I have been given a version of the coupon collector's problem for homework which includes a modification of the standard problem. Mainly, the modification is that there are n possible coupons, and I can get k (k<=n) coupons per box. Additionally, a coupon can be repeated in a box, so some of those k coupons can be the same coupon (for example: in a box with 10 coupons, you can get 6 different coupons while some of them can be found multiple times).

I need to find the probability distribution of this problem for the given Xn,k random variable which represents the number of boxes I need to buy to get all n coupons, and I can't use the traditional formula because of the modification. How could I implement this new rule?
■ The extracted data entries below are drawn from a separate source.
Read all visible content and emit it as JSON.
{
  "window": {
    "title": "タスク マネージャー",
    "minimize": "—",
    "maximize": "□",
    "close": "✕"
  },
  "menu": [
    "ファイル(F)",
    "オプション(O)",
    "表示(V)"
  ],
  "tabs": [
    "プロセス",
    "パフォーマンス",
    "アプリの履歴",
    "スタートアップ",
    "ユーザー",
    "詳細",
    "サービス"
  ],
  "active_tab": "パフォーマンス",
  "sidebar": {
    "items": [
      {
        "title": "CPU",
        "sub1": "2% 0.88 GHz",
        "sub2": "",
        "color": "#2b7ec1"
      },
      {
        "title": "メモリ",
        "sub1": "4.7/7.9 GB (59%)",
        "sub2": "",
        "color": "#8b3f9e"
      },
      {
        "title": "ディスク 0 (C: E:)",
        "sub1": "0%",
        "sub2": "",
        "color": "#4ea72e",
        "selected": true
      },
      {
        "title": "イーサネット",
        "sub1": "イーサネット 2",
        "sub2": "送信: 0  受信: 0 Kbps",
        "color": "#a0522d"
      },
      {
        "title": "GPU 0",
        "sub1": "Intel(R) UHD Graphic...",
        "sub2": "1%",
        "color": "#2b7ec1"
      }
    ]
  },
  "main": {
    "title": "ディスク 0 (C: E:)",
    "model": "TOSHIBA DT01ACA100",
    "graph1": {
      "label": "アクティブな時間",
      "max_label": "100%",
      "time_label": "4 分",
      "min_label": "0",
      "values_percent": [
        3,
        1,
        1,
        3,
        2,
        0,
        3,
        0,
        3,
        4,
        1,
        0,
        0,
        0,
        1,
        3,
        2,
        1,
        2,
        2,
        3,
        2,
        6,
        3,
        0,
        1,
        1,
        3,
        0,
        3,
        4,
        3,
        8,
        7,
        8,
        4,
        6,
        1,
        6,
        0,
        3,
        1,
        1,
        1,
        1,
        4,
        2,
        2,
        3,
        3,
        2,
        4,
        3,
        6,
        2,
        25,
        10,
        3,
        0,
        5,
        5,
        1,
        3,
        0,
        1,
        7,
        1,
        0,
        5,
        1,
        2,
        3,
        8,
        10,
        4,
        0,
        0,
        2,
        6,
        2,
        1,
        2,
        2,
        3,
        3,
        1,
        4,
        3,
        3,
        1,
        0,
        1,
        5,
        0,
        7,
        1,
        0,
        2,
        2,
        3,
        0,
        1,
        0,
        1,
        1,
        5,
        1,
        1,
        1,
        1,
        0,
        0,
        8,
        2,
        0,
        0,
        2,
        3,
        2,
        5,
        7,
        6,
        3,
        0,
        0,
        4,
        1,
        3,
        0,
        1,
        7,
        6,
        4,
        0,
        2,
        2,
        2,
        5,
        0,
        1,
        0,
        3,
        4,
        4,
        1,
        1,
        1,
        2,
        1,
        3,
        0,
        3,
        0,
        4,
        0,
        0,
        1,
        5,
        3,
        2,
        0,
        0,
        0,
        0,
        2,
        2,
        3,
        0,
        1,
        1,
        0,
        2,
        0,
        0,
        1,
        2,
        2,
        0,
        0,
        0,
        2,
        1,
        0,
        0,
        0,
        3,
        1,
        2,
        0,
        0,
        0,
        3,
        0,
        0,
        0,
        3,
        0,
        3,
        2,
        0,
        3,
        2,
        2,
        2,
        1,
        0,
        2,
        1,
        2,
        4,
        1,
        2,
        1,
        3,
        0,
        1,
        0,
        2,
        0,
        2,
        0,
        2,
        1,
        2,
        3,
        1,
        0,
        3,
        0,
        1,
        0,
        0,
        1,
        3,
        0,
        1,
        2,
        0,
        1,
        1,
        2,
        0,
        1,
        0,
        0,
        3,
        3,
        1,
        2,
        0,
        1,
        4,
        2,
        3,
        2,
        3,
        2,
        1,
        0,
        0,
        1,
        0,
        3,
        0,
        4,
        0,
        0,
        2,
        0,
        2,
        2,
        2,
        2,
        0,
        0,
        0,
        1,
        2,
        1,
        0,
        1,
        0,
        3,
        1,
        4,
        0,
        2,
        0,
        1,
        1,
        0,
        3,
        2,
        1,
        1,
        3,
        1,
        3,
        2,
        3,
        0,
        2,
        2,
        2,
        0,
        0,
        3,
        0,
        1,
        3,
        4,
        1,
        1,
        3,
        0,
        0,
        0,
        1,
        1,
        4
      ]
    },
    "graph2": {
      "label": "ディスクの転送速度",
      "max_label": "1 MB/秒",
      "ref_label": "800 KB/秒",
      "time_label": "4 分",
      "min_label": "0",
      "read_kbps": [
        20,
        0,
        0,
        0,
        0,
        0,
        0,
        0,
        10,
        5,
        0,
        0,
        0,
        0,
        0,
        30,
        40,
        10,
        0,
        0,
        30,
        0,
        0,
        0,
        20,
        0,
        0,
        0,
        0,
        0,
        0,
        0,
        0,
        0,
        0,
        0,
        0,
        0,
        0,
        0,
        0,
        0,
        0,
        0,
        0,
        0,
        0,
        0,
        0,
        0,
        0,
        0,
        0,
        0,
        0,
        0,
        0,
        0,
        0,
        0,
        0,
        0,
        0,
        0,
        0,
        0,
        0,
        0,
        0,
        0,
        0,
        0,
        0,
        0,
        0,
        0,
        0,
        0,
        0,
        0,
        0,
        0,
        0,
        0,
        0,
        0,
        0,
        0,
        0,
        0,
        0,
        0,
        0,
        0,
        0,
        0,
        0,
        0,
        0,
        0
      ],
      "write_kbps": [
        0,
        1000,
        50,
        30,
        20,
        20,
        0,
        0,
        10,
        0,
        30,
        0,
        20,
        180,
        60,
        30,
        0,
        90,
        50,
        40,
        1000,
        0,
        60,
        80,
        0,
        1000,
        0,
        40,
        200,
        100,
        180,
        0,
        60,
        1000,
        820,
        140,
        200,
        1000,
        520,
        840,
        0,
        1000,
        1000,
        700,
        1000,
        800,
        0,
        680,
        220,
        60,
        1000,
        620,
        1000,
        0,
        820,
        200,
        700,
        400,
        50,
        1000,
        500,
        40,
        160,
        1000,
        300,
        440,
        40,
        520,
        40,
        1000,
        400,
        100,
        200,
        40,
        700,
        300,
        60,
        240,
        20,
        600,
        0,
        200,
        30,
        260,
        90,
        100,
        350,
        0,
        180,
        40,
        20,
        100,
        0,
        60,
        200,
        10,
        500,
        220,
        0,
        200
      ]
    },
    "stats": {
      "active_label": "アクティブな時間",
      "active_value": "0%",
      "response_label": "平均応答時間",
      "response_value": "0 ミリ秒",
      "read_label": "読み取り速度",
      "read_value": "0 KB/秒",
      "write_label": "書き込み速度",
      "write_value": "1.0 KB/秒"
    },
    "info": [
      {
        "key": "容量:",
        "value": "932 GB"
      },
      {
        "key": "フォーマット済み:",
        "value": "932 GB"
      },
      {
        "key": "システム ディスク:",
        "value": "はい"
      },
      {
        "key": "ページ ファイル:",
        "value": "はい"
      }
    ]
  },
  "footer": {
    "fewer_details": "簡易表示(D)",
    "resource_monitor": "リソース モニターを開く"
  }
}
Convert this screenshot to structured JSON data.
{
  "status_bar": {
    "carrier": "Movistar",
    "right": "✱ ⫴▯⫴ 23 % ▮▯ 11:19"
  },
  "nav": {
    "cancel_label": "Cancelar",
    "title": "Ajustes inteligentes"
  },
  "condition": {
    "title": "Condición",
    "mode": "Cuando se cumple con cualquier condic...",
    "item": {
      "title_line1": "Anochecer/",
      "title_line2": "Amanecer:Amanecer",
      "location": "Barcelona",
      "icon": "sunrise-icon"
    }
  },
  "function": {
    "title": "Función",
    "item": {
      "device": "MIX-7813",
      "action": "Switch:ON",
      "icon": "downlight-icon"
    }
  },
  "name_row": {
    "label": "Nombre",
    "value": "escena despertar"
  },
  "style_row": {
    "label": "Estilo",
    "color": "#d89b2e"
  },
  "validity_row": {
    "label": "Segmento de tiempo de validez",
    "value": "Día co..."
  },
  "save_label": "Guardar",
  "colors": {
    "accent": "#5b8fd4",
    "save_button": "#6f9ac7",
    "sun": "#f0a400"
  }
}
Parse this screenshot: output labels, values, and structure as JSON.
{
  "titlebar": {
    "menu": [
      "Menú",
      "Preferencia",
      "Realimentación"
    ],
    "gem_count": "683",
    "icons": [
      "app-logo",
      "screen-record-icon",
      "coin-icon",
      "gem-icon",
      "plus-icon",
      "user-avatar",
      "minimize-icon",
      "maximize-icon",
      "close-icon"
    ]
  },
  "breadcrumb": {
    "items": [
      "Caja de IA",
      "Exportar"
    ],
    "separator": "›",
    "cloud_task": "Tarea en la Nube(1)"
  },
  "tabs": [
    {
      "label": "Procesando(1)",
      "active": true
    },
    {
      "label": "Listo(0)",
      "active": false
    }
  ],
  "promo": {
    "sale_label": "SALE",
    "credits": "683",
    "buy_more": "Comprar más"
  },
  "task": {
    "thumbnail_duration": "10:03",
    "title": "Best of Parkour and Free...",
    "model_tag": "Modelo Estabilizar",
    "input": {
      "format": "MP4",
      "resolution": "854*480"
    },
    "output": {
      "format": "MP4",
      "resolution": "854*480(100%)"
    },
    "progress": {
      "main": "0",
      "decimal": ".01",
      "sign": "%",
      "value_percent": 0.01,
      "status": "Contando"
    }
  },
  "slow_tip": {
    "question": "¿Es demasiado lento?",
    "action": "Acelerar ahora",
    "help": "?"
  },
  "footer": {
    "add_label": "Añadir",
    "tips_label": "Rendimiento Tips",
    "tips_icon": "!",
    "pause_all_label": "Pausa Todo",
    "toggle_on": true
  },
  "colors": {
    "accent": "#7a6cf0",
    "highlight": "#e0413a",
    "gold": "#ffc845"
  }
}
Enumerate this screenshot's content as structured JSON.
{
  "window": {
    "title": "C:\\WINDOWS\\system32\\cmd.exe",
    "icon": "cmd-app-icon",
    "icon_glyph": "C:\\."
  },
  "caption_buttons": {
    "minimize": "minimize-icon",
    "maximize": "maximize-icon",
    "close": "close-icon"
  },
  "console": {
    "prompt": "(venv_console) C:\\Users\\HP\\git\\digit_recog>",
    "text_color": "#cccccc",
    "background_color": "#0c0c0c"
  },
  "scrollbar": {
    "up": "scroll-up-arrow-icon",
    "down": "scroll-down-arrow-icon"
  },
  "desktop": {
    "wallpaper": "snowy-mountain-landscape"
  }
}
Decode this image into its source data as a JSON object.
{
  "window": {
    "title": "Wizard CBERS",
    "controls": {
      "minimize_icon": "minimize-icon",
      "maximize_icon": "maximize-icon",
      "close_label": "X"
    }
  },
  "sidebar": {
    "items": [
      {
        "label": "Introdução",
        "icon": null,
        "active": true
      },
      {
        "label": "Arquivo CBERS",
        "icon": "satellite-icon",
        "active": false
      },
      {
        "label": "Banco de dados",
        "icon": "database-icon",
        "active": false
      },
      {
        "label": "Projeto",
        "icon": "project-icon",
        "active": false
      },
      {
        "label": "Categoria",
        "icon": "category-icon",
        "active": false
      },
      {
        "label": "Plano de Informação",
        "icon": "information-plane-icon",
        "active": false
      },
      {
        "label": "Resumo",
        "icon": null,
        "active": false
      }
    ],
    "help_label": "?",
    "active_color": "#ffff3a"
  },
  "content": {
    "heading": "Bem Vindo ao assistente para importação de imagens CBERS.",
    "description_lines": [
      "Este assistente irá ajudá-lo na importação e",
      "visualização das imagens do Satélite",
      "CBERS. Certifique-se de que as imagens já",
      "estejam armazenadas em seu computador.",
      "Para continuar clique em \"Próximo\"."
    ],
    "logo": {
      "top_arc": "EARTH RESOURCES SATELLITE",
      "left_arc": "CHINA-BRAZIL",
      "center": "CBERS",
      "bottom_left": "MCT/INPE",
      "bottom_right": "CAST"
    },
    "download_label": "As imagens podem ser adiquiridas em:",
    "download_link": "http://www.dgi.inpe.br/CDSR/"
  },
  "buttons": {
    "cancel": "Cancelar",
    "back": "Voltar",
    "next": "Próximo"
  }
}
Any help would be appreciated. Thank you in advance.

joriki
  • 238,052

2 Answers2

2

Henning's solution is correct; but since we know not only $P(X_{n,1}=x)$ for the standard problem, but also $P(X_{n,1}\le x)$ (see e.g. Probability distribution in the coupon collector's problem), we can also write this without a sum:

\begin{align} \def\stir#1#2{\left\{#1\atop#2\right\}} P(X_{n,k}\le a)&=P(X_{n,1}\le ak)\\ &=\frac{n!}{n^{ak}}\stir{ak}n\;, \end{align}

and thus

\begin{align} P(X_{n,k}=a)&=P(X_{n,k}\le a)-P(X_{n,k}\le a-1)\\ &=P(X_{n,1}\le ak)-P(X_{n,1}\le(a-1)k)\\ &=\frac{n!}{n^{ak}}\stir{ak}n-\frac{n!}{n^{(a-1)k}}\stir{(a-1)k}n\\ &=\frac{n!}{n^{ak}}\left(\stir{ak}n-n^k\stir{(a-1)k}n\right)\;. \end{align}

joriki
  • 238,052
  • Does the first identity hold for the case where there are no repeatead coupons in each group? If so, what's the logical argument behind it, or how do you prove such relation? – Guilherme takata Feb 28 '20 at 02:02
  • @Guilhermetakata: It does not; that was not the subject of this question. The case without repeated coupons is treated here. – joriki Feb 28 '20 at 07:20
0

If you know how to calculate the distribution for the standard problem $X_{n,1}$, then you can simply say $$ P(X_{n,k}=a) = \sum_{j=0}^{k-1} P(X_{n,1}=ak-j) $$

Things get more involved if you're asked for the expectation instead of the distribution -- because there's a shortcut to computing the expectation for $k=1$ that doesn't seem to generalize as nicely here.